Common Vulnerabilities and Exposures assigned an identifier CVE-2008-5008 to the following vulnerability: Buffer overflow in src/src_sinc.c in Secret Rabbit Code (aka SRC or libsamplerate) before 0.1.4, when "extreme low conversion ratios" are used, allows user-assisted attackers to have an unknown impact via a crafted audio file. References: http://www.openwall.com/lists/oss-security/2008/11/03/6 http://www.mega-nerd.com/SRC/ChangeLog
Created attachment 323069 [details] src/src_sinc.c 0.13 -> 0.14 diff Only change in src/src_sinc.c between 0.13 and 0.14. I haven't looked closely whether this is over-write or over-read only.
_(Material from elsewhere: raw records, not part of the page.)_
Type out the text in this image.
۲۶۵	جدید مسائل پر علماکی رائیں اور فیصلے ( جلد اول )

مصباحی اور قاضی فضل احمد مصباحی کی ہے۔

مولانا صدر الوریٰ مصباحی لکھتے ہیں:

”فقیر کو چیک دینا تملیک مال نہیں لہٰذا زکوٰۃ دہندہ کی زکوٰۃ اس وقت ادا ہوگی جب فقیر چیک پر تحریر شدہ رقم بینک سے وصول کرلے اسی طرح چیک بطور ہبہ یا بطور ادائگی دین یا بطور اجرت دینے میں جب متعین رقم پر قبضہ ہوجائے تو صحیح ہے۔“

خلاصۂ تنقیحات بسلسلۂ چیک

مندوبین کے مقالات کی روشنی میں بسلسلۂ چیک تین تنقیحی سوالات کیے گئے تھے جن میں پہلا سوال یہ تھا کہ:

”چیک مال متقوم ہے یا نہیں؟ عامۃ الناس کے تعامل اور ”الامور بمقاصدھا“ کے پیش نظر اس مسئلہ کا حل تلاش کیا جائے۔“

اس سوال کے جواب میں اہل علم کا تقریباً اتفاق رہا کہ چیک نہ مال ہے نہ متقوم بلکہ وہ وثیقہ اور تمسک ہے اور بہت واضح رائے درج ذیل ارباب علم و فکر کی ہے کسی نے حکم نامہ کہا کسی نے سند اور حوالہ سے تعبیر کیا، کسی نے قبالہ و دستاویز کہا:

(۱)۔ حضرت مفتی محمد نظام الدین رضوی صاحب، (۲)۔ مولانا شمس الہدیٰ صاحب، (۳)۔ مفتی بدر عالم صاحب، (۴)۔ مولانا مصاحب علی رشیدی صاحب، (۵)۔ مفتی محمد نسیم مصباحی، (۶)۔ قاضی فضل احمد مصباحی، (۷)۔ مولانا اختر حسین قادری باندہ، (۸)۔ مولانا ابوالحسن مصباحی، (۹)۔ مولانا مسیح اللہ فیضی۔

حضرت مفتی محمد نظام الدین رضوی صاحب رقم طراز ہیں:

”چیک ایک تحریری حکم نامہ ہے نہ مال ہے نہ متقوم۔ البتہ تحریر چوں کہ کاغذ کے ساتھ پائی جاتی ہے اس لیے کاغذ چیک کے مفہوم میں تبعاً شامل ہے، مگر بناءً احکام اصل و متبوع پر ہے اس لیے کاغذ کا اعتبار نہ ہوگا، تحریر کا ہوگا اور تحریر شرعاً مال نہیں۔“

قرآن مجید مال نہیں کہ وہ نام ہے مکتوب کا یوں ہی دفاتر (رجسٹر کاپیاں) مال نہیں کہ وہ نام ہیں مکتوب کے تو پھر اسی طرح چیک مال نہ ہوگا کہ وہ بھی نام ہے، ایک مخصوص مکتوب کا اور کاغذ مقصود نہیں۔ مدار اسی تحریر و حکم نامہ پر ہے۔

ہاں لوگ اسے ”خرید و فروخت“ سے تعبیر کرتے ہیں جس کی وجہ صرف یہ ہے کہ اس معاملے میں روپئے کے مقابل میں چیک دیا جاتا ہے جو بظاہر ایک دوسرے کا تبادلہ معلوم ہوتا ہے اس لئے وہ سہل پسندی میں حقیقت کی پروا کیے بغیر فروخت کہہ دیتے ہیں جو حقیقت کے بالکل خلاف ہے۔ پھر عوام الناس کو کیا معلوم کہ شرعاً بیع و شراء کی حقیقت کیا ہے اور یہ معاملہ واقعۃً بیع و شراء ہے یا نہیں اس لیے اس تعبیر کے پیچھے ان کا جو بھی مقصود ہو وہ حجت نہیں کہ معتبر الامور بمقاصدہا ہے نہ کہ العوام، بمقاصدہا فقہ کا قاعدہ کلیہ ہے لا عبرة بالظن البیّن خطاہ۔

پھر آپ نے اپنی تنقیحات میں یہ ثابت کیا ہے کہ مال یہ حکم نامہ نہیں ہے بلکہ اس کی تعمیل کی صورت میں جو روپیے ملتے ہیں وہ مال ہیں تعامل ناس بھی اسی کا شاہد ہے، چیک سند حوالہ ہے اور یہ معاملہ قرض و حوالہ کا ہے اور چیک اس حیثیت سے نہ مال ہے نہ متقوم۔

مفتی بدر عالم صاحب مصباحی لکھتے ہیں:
I do not believe this bufferoverflow is something which can be triggered remotely, not even by a crafted file. Never the less I've updated F-8 and F-9 cvs to the latest upstream (F-10 and later already has that), which fixes this and is ABI compatible, and I've done builds of this: libsamplerate-0.1.4-1.fc9 Tag: dist-f9-updates-candidate: http://koji.fedoraproject.org/koji/buildinfo?buildID=69053 libsamplerate-0.1.4-1.fc8 Tag: dist-f8-updates-candidate: http://koji.fedoraproject.org/koji/buildinfo?buildID=69056 Although I do not expect any problems from these updates, given the low if any security impact of this I would prefer to see this pushed to the repo through updates-testing if pushed at all.
Hans, thanks for checking. I'll fully trust your judgement here, as you surely know the code much better as long-term maintainer of this package. If you decide to submit anyway, feel free to do it via testing first.
I'm going to close this. Current Fedora has 0.1.6 or newer, although EPEL5 has 0.1.2. However, if we do not believe this can be triggered at all, then we should not classify this as a security issue.